Re: [PATCH] xen: speed up grant-table reclaim

From: Juergen Gross <jgross@suse.com>
To: Demi Marie Obenour <demi@invisiblethingslab.com>,
	Stefano Stabellini <sstabellini@kernel.org>,
	Oleksandr Tyshchenko <oleksandr_tyshchenko@epam.com>,
	Jan Beulich <JBeulich@suse.com>,
	Konrad Rzeszutek Wilk <konrad.wilk@oracle.com>
Cc: Xen developer discussion <xen-devel@lists.xenproject.org>,
	Linux Kernel Mailing List <linux-kernel@vger.kernel.org>,
	stable@vger.kernel.org
Subject: Re: [PATCH] xen: speed up grant-table reclaim
Date: Mon, 12 Jun 2023 08:27:59 +0200	[thread overview]
Message-ID: <85275900-6b6a-5391-a2a0-16704df3f00f@suse.com> (raw)
In-Reply-To: <20230610153232.1859-1-demi@invisiblethingslab.com>

[-- Attachment #1.1.1: Type: text/plain, Size: 7914 bytes --]

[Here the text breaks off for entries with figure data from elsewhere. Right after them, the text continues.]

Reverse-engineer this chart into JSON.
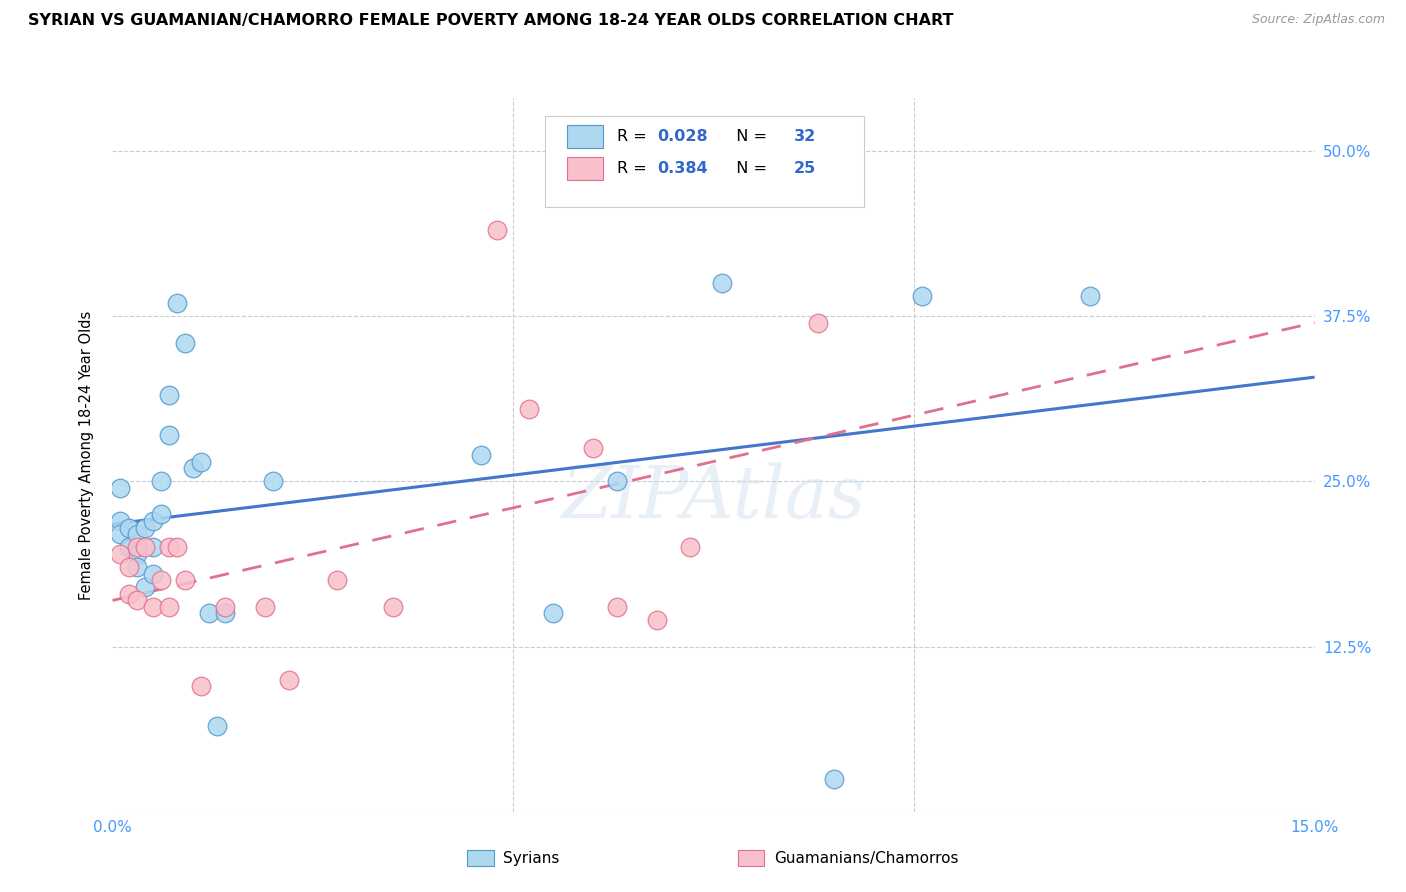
{
  "title": "SYRIAN VS GUAMANIAN/CHAMORRO FEMALE POVERTY AMONG 18-24 YEAR OLDS CORRELATION CHART",
  "source": "Source: ZipAtlas.com",
  "ylabel": "Female Poverty Among 18-24 Year Olds",
  "xlim": [
    0.0,
    0.15
  ],
  "ylim": [
    0.0,
    0.54
  ],
  "yticks": [
    0.0,
    0.125,
    0.25,
    0.375,
    0.5
  ],
  "ytick_labels": [
    "",
    "12.5%",
    "25.0%",
    "37.5%",
    "50.0%"
  ],
  "xticks": [
    0.0,
    0.05,
    0.1,
    0.15
  ],
  "xtick_labels": [
    "0.0%",
    "",
    "",
    "15.0%"
  ],
  "blue_fill": "#ADD8F0",
  "blue_edge": "#5599CC",
  "pink_fill": "#F9C0CB",
  "pink_edge": "#E07090",
  "blue_line": "#4477CC",
  "pink_line": "#E07090",
  "tick_color": "#4499FF",
  "legend_label1": "Syrians",
  "legend_label2": "Guamanians/Chamorros",
  "syrians_x": [
    0.001,
    0.001,
    0.001,
    0.002,
    0.002,
    0.003,
    0.003,
    0.003,
    0.004,
    0.004,
    0.005,
    0.005,
    0.005,
    0.006,
    0.006,
    0.007,
    0.007,
    0.008,
    0.009,
    0.01,
    0.011,
    0.012,
    0.013,
    0.014,
    0.02,
    0.046,
    0.055,
    0.063,
    0.076,
    0.09,
    0.101,
    0.122
  ],
  "syrians_y": [
    0.245,
    0.22,
    0.21,
    0.215,
    0.2,
    0.21,
    0.195,
    0.185,
    0.215,
    0.17,
    0.22,
    0.2,
    0.18,
    0.25,
    0.225,
    0.315,
    0.285,
    0.385,
    0.355,
    0.26,
    0.265,
    0.15,
    0.065,
    0.15,
    0.25,
    0.27,
    0.15,
    0.25,
    0.4,
    0.025,
    0.39,
    0.39
  ],
  "guam_x": [
    0.001,
    0.002,
    0.002,
    0.003,
    0.003,
    0.004,
    0.005,
    0.006,
    0.007,
    0.007,
    0.008,
    0.009,
    0.011,
    0.014,
    0.019,
    0.022,
    0.028,
    0.035,
    0.048,
    0.052,
    0.06,
    0.063,
    0.068,
    0.072,
    0.088
  ],
  "guam_y": [
    0.195,
    0.185,
    0.165,
    0.2,
    0.16,
    0.2,
    0.155,
    0.175,
    0.2,
    0.155,
    0.2,
    0.175,
    0.095,
    0.155,
    0.155,
    0.1,
    0.175,
    0.155,
    0.44,
    0.305,
    0.275,
    0.155,
    0.145,
    0.2,
    0.37
  ]
}
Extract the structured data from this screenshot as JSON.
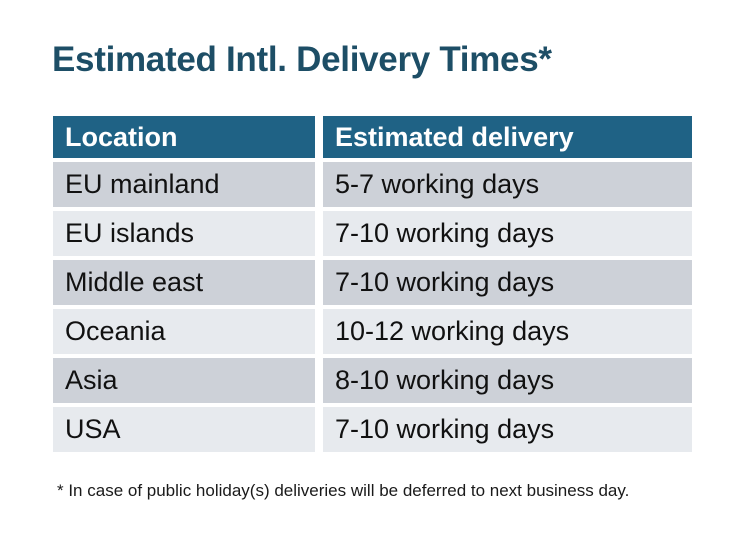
{
  "title": "Estimated Intl. Delivery Times*",
  "table": {
    "headers": [
      "Location",
      "Estimated delivery"
    ],
    "rows": [
      {
        "location": "EU mainland",
        "delivery": "5-7 working days"
      },
      {
        "location": "EU islands",
        "delivery": "7-10 working days"
      },
      {
        "location": "Middle east",
        "delivery": "7-10 working days"
      },
      {
        "location": "Oceania",
        "delivery": "10-12 working days"
      },
      {
        "location": "Asia",
        "delivery": "8-10 working days"
      },
      {
        "location": "USA",
        "delivery": "7-10 working days"
      }
    ]
  },
  "footnote": "* In case of public holiday(s) deliveries will be deferred to next business day.",
  "colors": {
    "title_color": "#1d4e66",
    "header_bg": "#1f6285",
    "header_text": "#ffffff",
    "row_odd_bg": "#cdd1d8",
    "row_even_bg": "#e7eaee",
    "cell_text": "#111111",
    "footnote_color": "#1a1a1a",
    "page_bg": "#ffffff"
  }
}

On 10.06.23 17:32, Demi Marie Obenour wrote:
> When a grant entry is still in use by the remote domain, Linux must put
> it on a deferred list.

This lacks quite some context.

The main problem is related to the grant not having been unmapped after
the end of a request, but the side granting the access is assuming this
should be the case.

In general this means that the two sides implementing the protocol don't
agree how it should work, or that the protocol itself has a flaw.

 > Normally, this list is very short, because
> the PV network and block protocols expect the backend to unmap the grant
> first.

Normally the list is just empty. Only in very rare cases like premature
PV frontend module unloading it is expected to see cases of deferred
grant reclaims.

> However, Qubes OS's GUI protocol is subject to the constraints
> of the X Window System, and as such winds up with the frontend unmapping
> the window first.  As a result, the list can grow very large, resulting
> in a massive memory leak and eventual VM freeze.

I do understand that it is difficult to change the protocol and/or
behavior after the fact, or that performance considerations are in the
way of doing so.

> To partially solve this problem, make the number of entries that the VM
> will attempt to free at each iteration tunable.  The default is still
> 10, but it can be overridden at compile-time (via Kconfig), boot-time
> (via a kernel command-line option), or runtime (via sysfs).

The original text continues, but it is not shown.